The cost is that cleanup operations have to be in destructors. Do that, and exceptions demand almost no attention.
Problems show up only when some prima donna declares throwing exceptions from what they call isn't allowed.
Google uses absl::Status / absl::StatusOr as a replacement for what people would usually use exceptions for.
The benefits:
1. As an end user of a large library I can tell you exactly which calls are "guaranteed" to succeed without learning anything else about the code.
2. It is impossible to ignore a Status/StatusOr which makes it impossible to ignore a failure. You have to explicitly ignore the return value which is easy to spot in code review.
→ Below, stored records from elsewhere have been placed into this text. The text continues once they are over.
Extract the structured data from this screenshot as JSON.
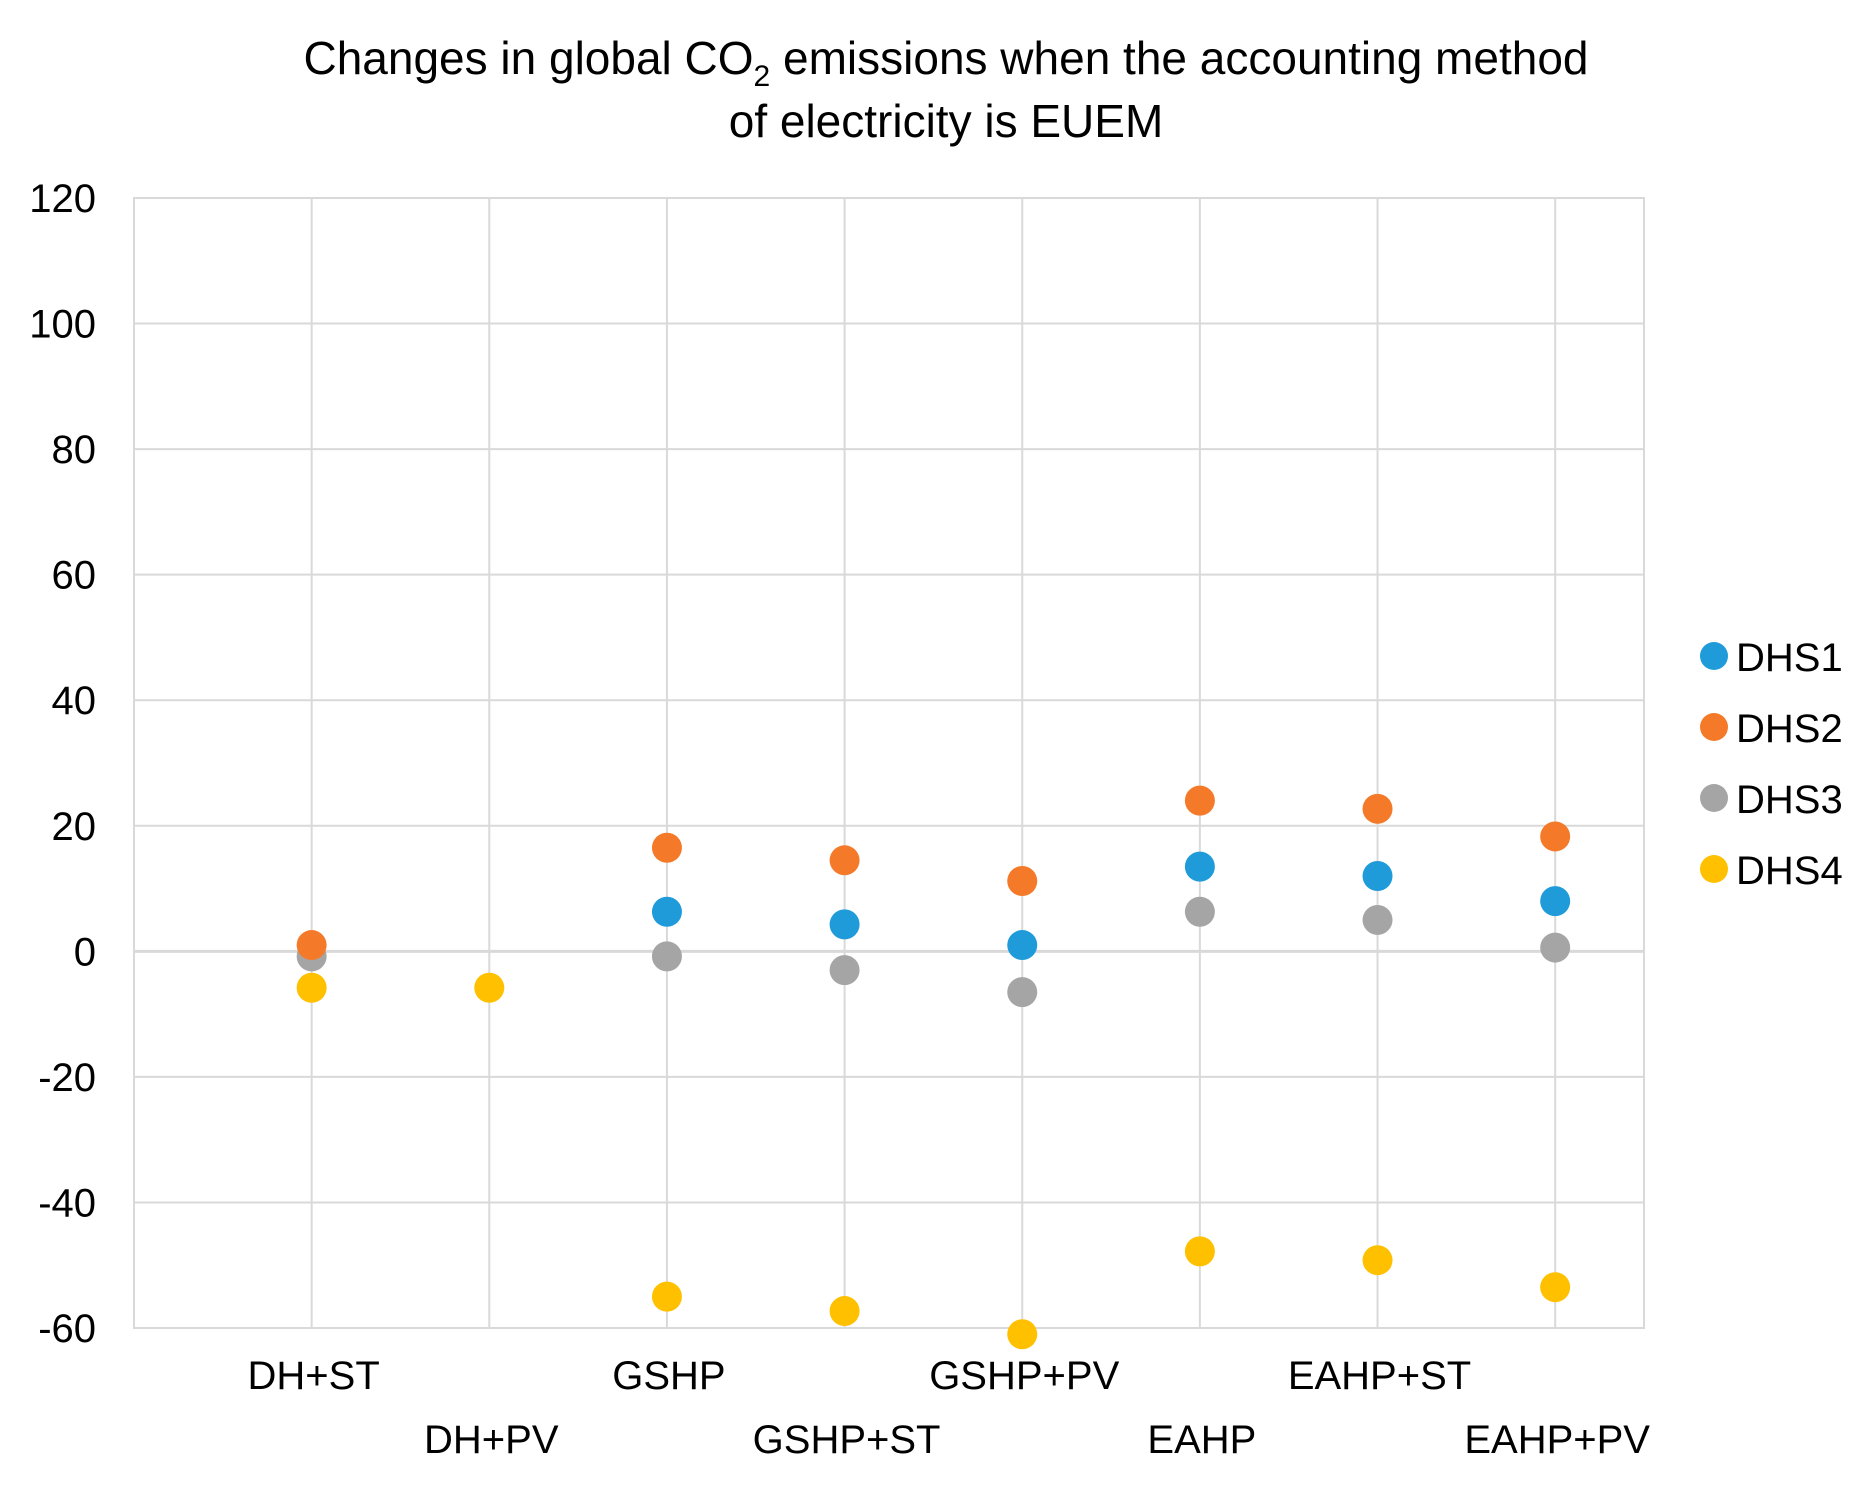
{
  "chart_data": {
    "type": "scatter",
    "title": {
      "line1_prefix": "Changes in global CO",
      "line1_subscript": "2",
      "line1_suffix": " emissions when the accounting method",
      "line2": "of electricity is EUEM"
    },
    "xlabel": "",
    "ylabel": "",
    "categories": [
      "DH+ST",
      "DH+PV",
      "GSHP",
      "GSHP+ST",
      "GSHP+PV",
      "EAHP",
      "EAHP+ST",
      "EAHP+PV"
    ],
    "ylim": [
      -60,
      120
    ],
    "yticks": [
      -60,
      -40,
      -20,
      0,
      20,
      40,
      60,
      80,
      100,
      120
    ],
    "grid": true,
    "legend_position": "right",
    "series": [
      {
        "name": "DHS1",
        "color": "#1F9BDA",
        "values": [
          null,
          null,
          6.3,
          4.3,
          1,
          13.5,
          12,
          8
        ]
      },
      {
        "name": "DHS2",
        "color": "#F47A2A",
        "values": [
          1,
          null,
          16.5,
          14.5,
          11.2,
          24,
          22.7,
          18.3
        ]
      },
      {
        "name": "DHS3",
        "color": "#A5A5A5",
        "values": [
          -0.8,
          null,
          -0.8,
          -3,
          -6.5,
          6.3,
          5,
          0.6
        ]
      },
      {
        "name": "DHS4",
        "color": "#FFC000",
        "values": [
          -5.8,
          -5.8,
          -55,
          -57.3,
          -61,
          -47.8,
          -49.2,
          -53.5
        ]
      }
    ]
  }
}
3. You can return your exception across RPC an boundary with added detail so if a caller of your service.
4. You can (very easily) enrich the Status with metadata at every single point. So much so that it is very common.
5. You can enrich the way "exceptions" works in a way that makes sense for your company by changing the structure of Status.
Cons:
1. It is more unnatural than dedicated syntax like try/catch.
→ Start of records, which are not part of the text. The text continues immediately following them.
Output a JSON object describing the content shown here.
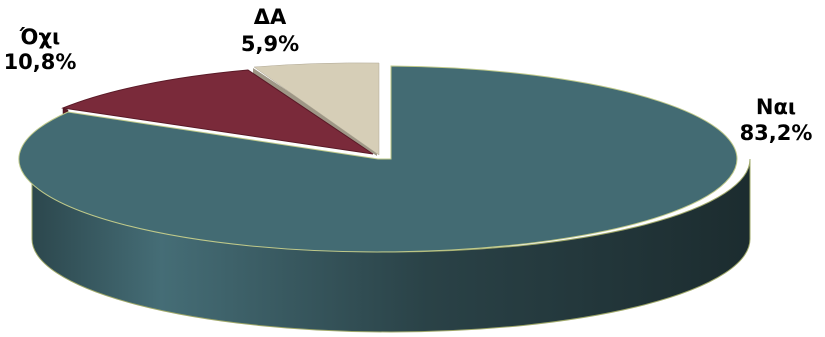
{
  "chart_data": {
    "type": "pie",
    "style": "3d",
    "exploded": true,
    "title": "",
    "slices": [
      {
        "label": "Ναι",
        "value": 83.2,
        "value_label": "83,2%",
        "color": "#436B73"
      },
      {
        "label": "Όχι",
        "value": 10.8,
        "value_label": "10,8%",
        "color": "#7A2A3A"
      },
      {
        "label": "ΔΑ",
        "value": 5.9,
        "value_label": "5,9%",
        "color": "#D6CEB7"
      }
    ]
  }
}
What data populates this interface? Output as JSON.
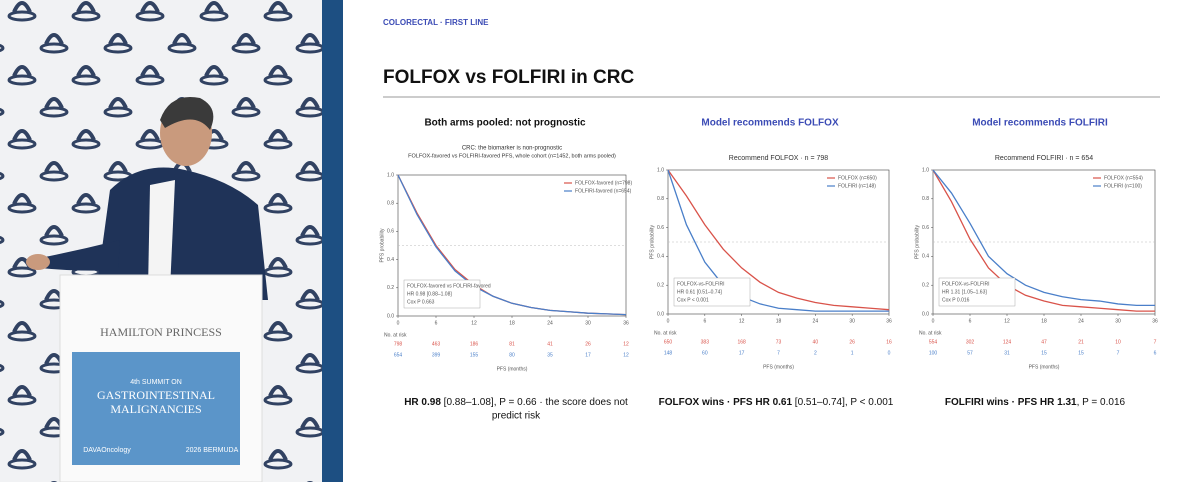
{
  "video": {
    "venue": "HAMILTON PRINCESS",
    "summit": "4th SUMMIT ON",
    "banner_line1": "GASTROINTESTINAL",
    "banner_line2": "MALIGNANCIES",
    "sponsor": "DAVAOncology",
    "location": "2026 BERMUDA"
  },
  "slide": {
    "kicker": "COLORECTAL · FIRST LINE",
    "title": "FOLFOX vs FOLFIRI in CRC",
    "panels": [
      {
        "heading": "Both arms pooled: not prognostic",
        "caption": [
          "HR 0.98",
          " [0.88–1.08], P = 0.66 · the score does not",
          "predict risk"
        ]
      },
      {
        "heading": "Model recommends FOLFOX",
        "caption": [
          "FOLFOX wins · PFS HR 0.61",
          " [0.51–0.74], P < 0.001"
        ]
      },
      {
        "heading": "Model recommends FOLFIRI",
        "caption": [
          "FOLFIRI wins · PFS HR 1.31",
          ", P = 0.016"
        ]
      }
    ]
  },
  "chart_data": [
    {
      "type": "line",
      "title": "CRC: the biomarker is non-prognostic",
      "subtitle": "FOLFOX-favored vs FOLFIRI-favored PFS, whole cohort (n=1452, both arms pooled)",
      "x_label": "PFS (months)",
      "y_label": "PFS probability",
      "x": [
        0,
        3,
        6,
        9,
        12,
        15,
        18,
        21,
        24,
        27,
        30,
        33,
        36
      ],
      "series": [
        {
          "name": "FOLFOX-favored (n=798)",
          "color": "#d9534a",
          "values": [
            1,
            0.73,
            0.5,
            0.33,
            0.22,
            0.14,
            0.09,
            0.06,
            0.04,
            0.03,
            0.02,
            0.015,
            0.01
          ]
        },
        {
          "name": "FOLFIRI-favored (n=654)",
          "color": "#4a7fc9",
          "values": [
            1,
            0.72,
            0.49,
            0.32,
            0.21,
            0.14,
            0.09,
            0.06,
            0.04,
            0.03,
            0.02,
            0.015,
            0.01
          ]
        }
      ],
      "xlim": [
        0,
        36
      ],
      "xticks": [
        0,
        6,
        12,
        18,
        24,
        30,
        36
      ],
      "ylim": [
        0,
        1
      ],
      "yticks": [
        {
          "value": 0,
          "label": "0.0"
        },
        0.2,
        0.4,
        0.6,
        0.8,
        {
          "value": 1,
          "label": "1.0"
        }
      ],
      "annotation": [
        "FOLFOX-favored vs FOLFIRI-favored",
        "HR 0.98 [0.88–1.08]",
        "Cox P 0.663"
      ],
      "risk_table": {
        "label": "No. at risk",
        "rows": [
          [
            798,
            463,
            186,
            81,
            41,
            26,
            12
          ],
          [
            654,
            399,
            155,
            80,
            35,
            17,
            12
          ]
        ]
      }
    },
    {
      "type": "line",
      "title": "Recommend FOLFOX · n = 798",
      "x_label": "PFS (months)",
      "y_label": "PFS probability",
      "x": [
        0,
        3,
        6,
        9,
        12,
        15,
        18,
        21,
        24,
        27,
        30,
        33,
        36
      ],
      "series": [
        {
          "name": "FOLFOX (n=650)",
          "color": "#d9534a",
          "values": [
            1,
            0.82,
            0.62,
            0.45,
            0.32,
            0.22,
            0.15,
            0.11,
            0.08,
            0.06,
            0.05,
            0.04,
            0.03
          ]
        },
        {
          "name": "FOLFIRI (n=148)",
          "color": "#4a7fc9",
          "values": [
            1,
            0.62,
            0.36,
            0.2,
            0.12,
            0.07,
            0.04,
            0.03,
            0.02,
            0.02,
            0.02,
            0.02,
            0.02
          ]
        }
      ],
      "xlim": [
        0,
        36
      ],
      "xticks": [
        0,
        6,
        12,
        18,
        24,
        30,
        36
      ],
      "ylim": [
        0,
        1
      ],
      "yticks": [
        {
          "value": 0,
          "label": "0.0"
        },
        0.2,
        0.4,
        0.6,
        0.8,
        {
          "value": 1,
          "label": "1.0"
        }
      ],
      "annotation": [
        "FOLFOX-vs-FOLFIRI",
        "HR 0.61 [0.51–0.74]",
        "Cox P < 0.001"
      ],
      "risk_table": {
        "label": "No. at risk",
        "rows": [
          [
            650,
            383,
            168,
            73,
            40,
            26,
            16
          ],
          [
            148,
            60,
            17,
            7,
            2,
            1,
            0
          ]
        ]
      }
    },
    {
      "type": "line",
      "title": "Recommend FOLFIRI · n = 654",
      "x_label": "PFS (months)",
      "y_label": "PFS probability",
      "x": [
        0,
        3,
        6,
        9,
        12,
        15,
        18,
        21,
        24,
        27,
        30,
        33,
        36
      ],
      "series": [
        {
          "name": "FOLFOX (n=554)",
          "color": "#d9534a",
          "values": [
            1,
            0.78,
            0.52,
            0.32,
            0.2,
            0.13,
            0.09,
            0.06,
            0.05,
            0.04,
            0.03,
            0.02,
            0.02
          ]
        },
        {
          "name": "FOLFIRI (n=100)",
          "color": "#4a7fc9",
          "values": [
            1,
            0.84,
            0.63,
            0.4,
            0.28,
            0.2,
            0.15,
            0.12,
            0.1,
            0.09,
            0.07,
            0.06,
            0.06
          ]
        }
      ],
      "xlim": [
        0,
        36
      ],
      "xticks": [
        0,
        6,
        12,
        18,
        24,
        30,
        36
      ],
      "ylim": [
        0,
        1
      ],
      "yticks": [
        {
          "value": 0,
          "label": "0.0"
        },
        0.2,
        0.4,
        0.6,
        0.8,
        {
          "value": 1,
          "label": "1.0"
        }
      ],
      "annotation": [
        "FOLFOX-vs-FOLFIRI",
        "HR 1.31 [1.05–1.63]",
        "Cox P 0.016"
      ],
      "risk_table": {
        "label": "No. at risk",
        "rows": [
          [
            554,
            302,
            124,
            47,
            21,
            10,
            7
          ],
          [
            100,
            57,
            31,
            15,
            15,
            7,
            6
          ]
        ]
      }
    }
  ]
}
2. You can't bubble exceptions up the stack automatically so there are macros that do this for you (https://cs.opensource.google/search?q=ASSIGN_OR_RETURN&sq=)
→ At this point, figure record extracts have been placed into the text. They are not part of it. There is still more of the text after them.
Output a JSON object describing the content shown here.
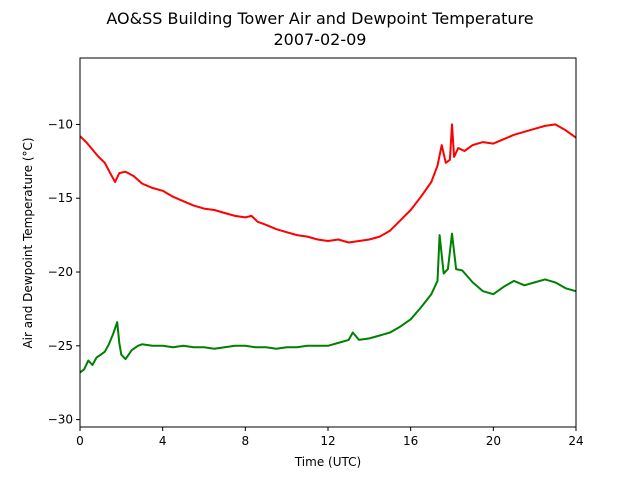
{
  "chart_data": {
    "type": "line",
    "title": "AO&SS Building Tower Air and Dewpoint Temperature",
    "subtitle": "2007-02-09",
    "xlabel": "Time (UTC)",
    "ylabel": "Air and Dewpoint Temperature (°C)",
    "xlim": [
      0,
      24
    ],
    "ylim": [
      -30.5,
      -5.5
    ],
    "xticks": [
      0,
      4,
      8,
      12,
      16,
      20,
      24
    ],
    "yticks": [
      -30,
      -25,
      -20,
      -15,
      -10
    ],
    "grid": false,
    "legend": "none",
    "series": [
      {
        "color": "#ff0000",
        "x": [
          0,
          0.3,
          0.6,
          0.9,
          1.2,
          1.5,
          1.7,
          1.9,
          2.2,
          2.6,
          3,
          3.5,
          4,
          4.5,
          5,
          5.5,
          6,
          6.5,
          7,
          7.5,
          8,
          8.3,
          8.6,
          9,
          9.5,
          10,
          10.5,
          11,
          11.5,
          12,
          12.5,
          13,
          13.5,
          14,
          14.5,
          15,
          15.5,
          16,
          16.5,
          17,
          17.3,
          17.5,
          17.7,
          17.9,
          18.0,
          18.1,
          18.3,
          18.6,
          19,
          19.5,
          20,
          20.5,
          21,
          21.5,
          22,
          22.5,
          23,
          23.5,
          24
        ],
        "y": [
          -10.8,
          -11.2,
          -11.7,
          -12.2,
          -12.6,
          -13.4,
          -13.9,
          -13.3,
          -13.2,
          -13.5,
          -14.0,
          -14.3,
          -14.5,
          -14.9,
          -15.2,
          -15.5,
          -15.7,
          -15.8,
          -16.0,
          -16.2,
          -16.3,
          -16.2,
          -16.6,
          -16.8,
          -17.1,
          -17.3,
          -17.5,
          -17.6,
          -17.8,
          -17.9,
          -17.8,
          -18.0,
          -17.9,
          -17.8,
          -17.6,
          -17.2,
          -16.5,
          -15.8,
          -14.9,
          -13.9,
          -12.8,
          -11.4,
          -12.6,
          -12.4,
          -10.0,
          -12.2,
          -11.6,
          -11.8,
          -11.4,
          -11.2,
          -11.3,
          -11.0,
          -10.7,
          -10.5,
          -10.3,
          -10.1,
          -10.0,
          -10.4,
          -10.9
        ]
      },
      {
        "color": "#008000",
        "x": [
          0,
          0.2,
          0.4,
          0.6,
          0.8,
          1.0,
          1.2,
          1.4,
          1.6,
          1.8,
          1.9,
          2.0,
          2.2,
          2.5,
          2.8,
          3,
          3.5,
          4,
          4.5,
          5,
          5.5,
          6,
          6.5,
          7,
          7.5,
          8,
          8.5,
          9,
          9.5,
          10,
          10.5,
          11,
          11.5,
          12,
          12.5,
          13,
          13.2,
          13.5,
          14,
          14.5,
          15,
          15.5,
          16,
          16.5,
          17,
          17.3,
          17.4,
          17.6,
          17.8,
          18.0,
          18.2,
          18.5,
          19,
          19.5,
          20,
          20.5,
          21,
          21.5,
          22,
          22.5,
          23,
          23.5,
          24
        ],
        "y": [
          -26.8,
          -26.6,
          -26.0,
          -26.3,
          -25.8,
          -25.6,
          -25.4,
          -24.9,
          -24.2,
          -23.4,
          -24.8,
          -25.6,
          -25.9,
          -25.3,
          -25.0,
          -24.9,
          -25.0,
          -25.0,
          -25.1,
          -25.0,
          -25.1,
          -25.1,
          -25.2,
          -25.1,
          -25.0,
          -25.0,
          -25.1,
          -25.1,
          -25.2,
          -25.1,
          -25.1,
          -25.0,
          -25.0,
          -25.0,
          -24.8,
          -24.6,
          -24.1,
          -24.6,
          -24.5,
          -24.3,
          -24.1,
          -23.7,
          -23.2,
          -22.4,
          -21.5,
          -20.6,
          -17.5,
          -20.1,
          -19.8,
          -17.4,
          -19.8,
          -19.9,
          -20.7,
          -21.3,
          -21.5,
          -21.0,
          -20.6,
          -20.9,
          -20.7,
          -20.5,
          -20.7,
          -21.1,
          -21.3
        ]
      }
    ]
  }
}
2. an exception cannot be ignored either.
3. you can transform an exception into a value or even code them as values.
4. See nested_exception.
You see how that isn't particularly helpful or constructive to discussion, right?
Maybe you'd like to at least point out the very large scale systems that are using and getting benefits from exceptions, as you claim exists? I can't personally name a single one.
And, we want our functions to be small, do one thing, and be easily composed.
The problem with Result and their ilk is that they pile on overhead at function-call boundaries, exactly the place where you need design to be fluid.
The great insight behind C++ was that cleanup, packaged and applied automatically, eliminates opportunities for mistakes, freeing up our attention. Exceptions apply that to error handling by running the same, well tested code when errors happen, and gathering error events to a place where we are equipped to do something useful about them.
Now that we often don't even need to code destructors anymore -- the compiler does it better -- our attention is freed for real-world problems. And, not needing to worry about propagating errors up the stack, we can focus on arguments and control moving down and results up.
Attention is easiest to manage in a small program. There just isn't as much to think about. In a big program, with many people involved, it costs a lot more to deal with extra junk, choices about how to bubble errors out. Structuring error handling into destructors and exceptions provides a common framework that burns no discussion time. Everybody gets to concentrate on solving the actual problem, without distraction by incidentals.
We would not be having this discussion if Google had not imposed its rule banning exceptions, which we know was imposed just to accommodate legacy code that did not have destructors. Now they have a thousand times as much code, still without good destructors. Wouldn't it have been less work to fix that code, then, than to impose its costs on everyone today?